Is this possible with one Power supply?

Can anybody suggest or recommend if this would work or a better approach?

  • The relay used would be a 12V relay and not a 5V as listed on the attached image.

The aim is to use one power supply. I have a motor which is 12V, with three wires. Common is ground, and the other two are for moving the motor in either direction. (It's actually a Ball motorised valve (CR02 - wiring)) - I would of ideally used a MOSFET but ideally the extra relays will come in handy going forward. I don't really want to have two or three separate PSU's but I would love to hear anybody's opinion.

The aim is that the 12V would supply the Relay, Arduino & Motor while the Relay is setup with "Optical Isolation" to reduce the current per pin (then maybe could use a shift register going forward)

Thanks

Sounds OK. You can run an Arduino off 12V as long as you don't need much current at 5V. Your relays have 12V coils, so they will run directly off the 12V supply. The transistors on the relay board won't need much current at 5V.

The main problem I can see, is I'll be loosing "opto-isolation" because the GND would be connected all the way?

xerof:
The main problem I can see, is I'll be loosing "opto-isolation" because the GND would be connected all the way?

You are correct you will loose the isolation. Is this a problem to you?

So it looks like you connect Yellow to Ground and use the relay to connect either Red (Open) or Black (Close) to +12V. Should be easy enough.

Grumpy_Mike:
You are correct you will loose the isolation. Is this a problem to you?

I really don't know... I don't fully understand what it is :confused:

I don't fully understand what it is

Isolation is the complete separation of two electrical system. It is used, for example, when you can not be sure that the grounds of two systems will be at the same potential with respect to ground. It can also be used when one system is at a much higher voltage than another, like when trying to interface mains to a low voltage system.

I would suggest that in your application it is not an issue.

Be careful not to use arduino boards that come with bad regulators. Plenty of problems with thermal breakdown on the bad arduino regulators if you supply 12V. So check your board. If it says arduino.org, you're likely to have problems.

liudr:
Be careful not to use arduino boards that come with bad regulators. Plenty of problems with thermal breakdown on the bad arduino regulators if you supply 12V. So check your board. If it says arduino.org, you're likely to have problems.

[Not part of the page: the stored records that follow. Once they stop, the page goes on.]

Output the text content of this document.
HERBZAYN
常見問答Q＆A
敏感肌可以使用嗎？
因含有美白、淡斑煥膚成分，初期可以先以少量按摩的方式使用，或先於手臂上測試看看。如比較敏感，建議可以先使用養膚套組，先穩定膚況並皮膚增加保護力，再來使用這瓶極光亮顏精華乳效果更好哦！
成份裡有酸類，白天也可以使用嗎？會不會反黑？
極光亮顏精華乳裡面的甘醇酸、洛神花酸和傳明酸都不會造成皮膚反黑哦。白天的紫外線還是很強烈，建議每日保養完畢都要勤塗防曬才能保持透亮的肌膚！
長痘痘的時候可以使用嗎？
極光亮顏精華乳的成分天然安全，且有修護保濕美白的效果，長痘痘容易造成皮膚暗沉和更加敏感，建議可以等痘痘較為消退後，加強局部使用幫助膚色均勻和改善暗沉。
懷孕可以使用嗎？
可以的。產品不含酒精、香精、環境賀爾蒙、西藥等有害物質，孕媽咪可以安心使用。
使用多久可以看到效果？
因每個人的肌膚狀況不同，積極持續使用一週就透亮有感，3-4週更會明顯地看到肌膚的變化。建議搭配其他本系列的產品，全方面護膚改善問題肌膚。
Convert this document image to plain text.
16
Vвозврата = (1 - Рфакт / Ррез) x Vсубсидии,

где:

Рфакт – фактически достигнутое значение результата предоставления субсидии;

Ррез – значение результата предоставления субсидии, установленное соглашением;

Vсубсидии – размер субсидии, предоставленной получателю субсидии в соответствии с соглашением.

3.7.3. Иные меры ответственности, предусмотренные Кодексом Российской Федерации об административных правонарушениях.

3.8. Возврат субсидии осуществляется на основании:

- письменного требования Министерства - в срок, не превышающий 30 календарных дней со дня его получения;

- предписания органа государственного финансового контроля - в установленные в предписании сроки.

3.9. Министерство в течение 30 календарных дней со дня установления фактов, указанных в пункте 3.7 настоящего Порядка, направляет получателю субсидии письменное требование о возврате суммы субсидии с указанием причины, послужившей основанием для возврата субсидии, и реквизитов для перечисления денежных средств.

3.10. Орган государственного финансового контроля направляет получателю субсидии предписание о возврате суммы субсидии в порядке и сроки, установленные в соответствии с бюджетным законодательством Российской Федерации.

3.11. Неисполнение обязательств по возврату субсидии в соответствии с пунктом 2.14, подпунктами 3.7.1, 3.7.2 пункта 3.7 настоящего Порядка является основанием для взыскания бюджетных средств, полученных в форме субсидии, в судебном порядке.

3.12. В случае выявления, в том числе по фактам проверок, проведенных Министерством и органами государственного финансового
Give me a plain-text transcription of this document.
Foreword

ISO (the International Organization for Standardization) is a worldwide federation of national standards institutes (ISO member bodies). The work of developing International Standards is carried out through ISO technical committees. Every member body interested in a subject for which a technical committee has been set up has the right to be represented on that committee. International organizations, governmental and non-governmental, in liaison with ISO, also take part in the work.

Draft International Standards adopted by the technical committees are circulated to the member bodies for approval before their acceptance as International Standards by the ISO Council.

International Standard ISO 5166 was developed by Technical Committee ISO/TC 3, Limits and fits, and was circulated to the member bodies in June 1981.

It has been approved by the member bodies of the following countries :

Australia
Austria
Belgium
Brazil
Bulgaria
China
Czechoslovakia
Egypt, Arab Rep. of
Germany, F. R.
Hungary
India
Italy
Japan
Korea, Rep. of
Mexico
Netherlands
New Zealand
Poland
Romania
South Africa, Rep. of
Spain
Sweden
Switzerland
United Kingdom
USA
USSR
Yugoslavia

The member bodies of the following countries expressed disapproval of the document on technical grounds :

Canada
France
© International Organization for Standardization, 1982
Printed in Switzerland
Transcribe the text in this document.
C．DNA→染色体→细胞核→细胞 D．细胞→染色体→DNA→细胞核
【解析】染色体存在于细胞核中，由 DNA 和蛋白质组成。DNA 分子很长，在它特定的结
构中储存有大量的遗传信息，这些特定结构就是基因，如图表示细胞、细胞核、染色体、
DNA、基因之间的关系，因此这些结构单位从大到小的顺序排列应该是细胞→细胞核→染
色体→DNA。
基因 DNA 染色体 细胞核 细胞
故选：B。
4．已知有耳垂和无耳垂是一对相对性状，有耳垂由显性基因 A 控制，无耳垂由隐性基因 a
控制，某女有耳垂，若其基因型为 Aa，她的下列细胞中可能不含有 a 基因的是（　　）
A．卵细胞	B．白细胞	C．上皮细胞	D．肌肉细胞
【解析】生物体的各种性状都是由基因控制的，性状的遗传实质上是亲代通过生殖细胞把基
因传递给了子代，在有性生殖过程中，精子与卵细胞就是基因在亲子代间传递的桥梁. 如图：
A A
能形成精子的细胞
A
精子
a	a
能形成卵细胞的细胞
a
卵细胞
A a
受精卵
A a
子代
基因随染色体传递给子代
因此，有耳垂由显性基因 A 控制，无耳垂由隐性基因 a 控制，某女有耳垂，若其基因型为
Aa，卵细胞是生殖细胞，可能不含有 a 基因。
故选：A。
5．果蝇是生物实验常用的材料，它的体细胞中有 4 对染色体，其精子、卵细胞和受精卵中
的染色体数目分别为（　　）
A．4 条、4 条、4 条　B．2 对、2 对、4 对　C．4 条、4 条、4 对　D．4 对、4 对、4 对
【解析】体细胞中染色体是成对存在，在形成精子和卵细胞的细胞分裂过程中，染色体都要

Oh dear.. I've just had a MEGA 2560 delivered, and it says arduino.org

xerof:
Oh dear.. I've just had a MEGA 2560 delivered, and it says arduino.org

Does it have a regulator, a small black rectangle wit metal tabs along its long sides near power barrel, that says )|| on it? It will likely not want 12V. Write a short program to print increasing numbers to an LCD in an infinite loop, say increasing once a second. Upload and watch the LCD. If it overheats and shuts down, the the number restarts. I discovered the problem about 2 years ago and the last time I heard of this issue was a couple of weeks ago. It was a 3.3V regulator on a shield.

Model is LD50 F519 - Can't see II on it.

Maybe they changed it afterall. It's still worth some tests though.

If the regulator overheats, just get one of these, they cost peanuts on eBay.